No-one likes a bad story so no-one listens. But when the news is particularly bad, they sit up and take notice.

Fiscal stimulus underpinned market growth in 2009 and 2010 and, the removal of this underpinning of demand growth has begun to bite.

Consumers and companies react by spending less. Government cutbacks put the brakes on economies with little or no forward momentum in the first place.

Clearly, the chemical industry has benefited greatly from the money pumped into the US, European and China economies. It is one of the first to react to stronger industrial demand.

By the same token, it should be one of the first respond to falls in physical market demand and to lower commodity (feedstock) prices.

Chemical markets in Europe and the US have been weakening since late in the second quarter. That became widely apparent as producers reported on a strong period but one which demonstrated the first signs of weakness for some time.

China’s important polyolefins markets had been weak since April and the impact was beginning to show. At the time the weakness in these markets was traded off to some extent by improving fundamentals in the US and in Europe.

But the extreme stock and commodity market nervousness of recent days has highlighted the uncertainty that overshadows both the US and other major world economies. The US is pulling out of the 2008-2009 recession but only slowly and could well dip back. Germany’s encouragingly strong industrial growth in recent quarters was driven by exports – largely to the rest of Europe. As those exports weaken so the gloss is taken off the industrial giant which is so important to the well-being of the European chemicals sector.

In chemicals all eyes must turn to China, a country which has provided so much of the growth for the industry since 2009.

A key question is whether China can or, indeed, wants to, stimulate the economy the way it did in 2008 and 2009. Inflation hit a three-year high in July, and bad debts are rising, so this looks difficult.

For weeks now there has been a recovery in petrochemical prices in Asia as local manufacturers gear up to feed products into a Christmas season market in the West.

Asian markets are also being supported by tight supply in polyolefins as a result of scheduled maintenance work and mechanical problems at plants in Saudi Arabia and Taiwan.

But as of yesterday, confidence had evaporated.
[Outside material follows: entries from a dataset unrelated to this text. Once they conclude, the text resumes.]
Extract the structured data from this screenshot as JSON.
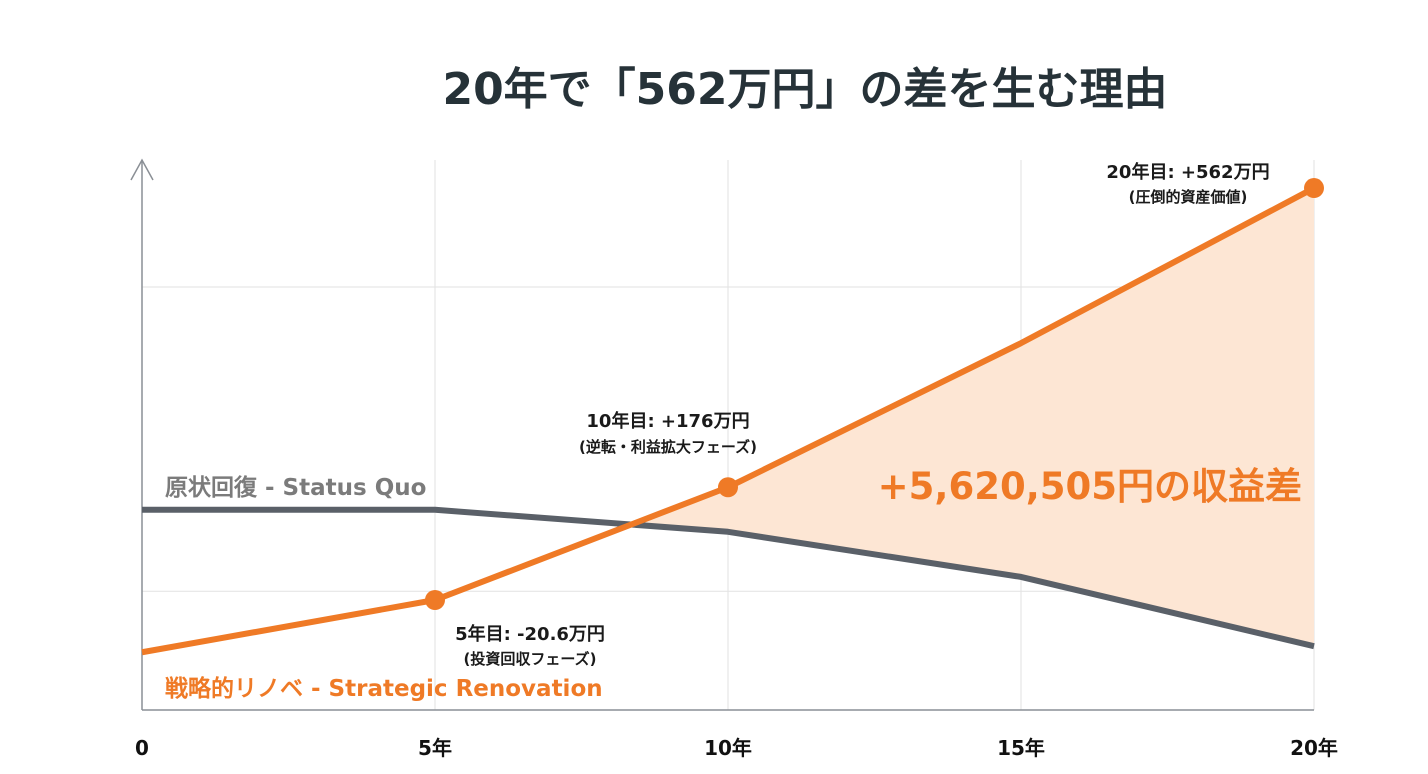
{
  "chart_data": {
    "type": "line",
    "title": "20年で「562万円」の差を生む理由",
    "x": [
      0,
      5,
      10,
      15,
      20
    ],
    "x_tick_labels": [
      "0",
      "5年",
      "10年",
      "15年",
      "20年"
    ],
    "xlim": [
      0,
      20
    ],
    "ylim": [
      0,
      100
    ],
    "y_units": "relative index (no y-axis tick labels shown)",
    "gridlines_y": [
      21.6,
      76.9
    ],
    "grid": true,
    "series": [
      {
        "name": "原状回復 - Status Quo",
        "color": "#5a6068",
        "label_color": "#7b7b7b",
        "values": [
          36.4,
          36.4,
          32.4,
          24.2,
          11.6
        ]
      },
      {
        "name": "戦略的リノベ - Strategic Renovation",
        "color": "#ef7a26",
        "label_color": "#ef7a26",
        "values": [
          10.5,
          20.0,
          40.5,
          66.7,
          94.9
        ],
        "markers_at": [
          5,
          10,
          20
        ]
      }
    ],
    "fill_between": {
      "color": "#fde6d4",
      "label": "+5,620,505円の収益差"
    },
    "annotations": [
      {
        "x": 5,
        "title": "5年目: -20.6万円",
        "subtitle": "(投資回収フェーズ)"
      },
      {
        "x": 10,
        "title": "10年目: +176万円",
        "subtitle": "(逆転・利益拡大フェーズ)"
      },
      {
        "x": 20,
        "title": "20年目: +562万円",
        "subtitle": "(圧倒的資産価値)"
      }
    ]
  }
}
Traders were nervously eyeing their inventory levels as buyers hung around on the sidelines waiting to see when prices might bottom.

And given very weak consumer sentiment in Asia, it is hard to envisage a very strong peak manufacturing season.

The fact that producers and traders in Asia are now talking about when prices might bottom is a big change. Only a week ago they were talking about how much further they would be able to increase prices.

This new bottom in the market is likely to set by where oil prices settle.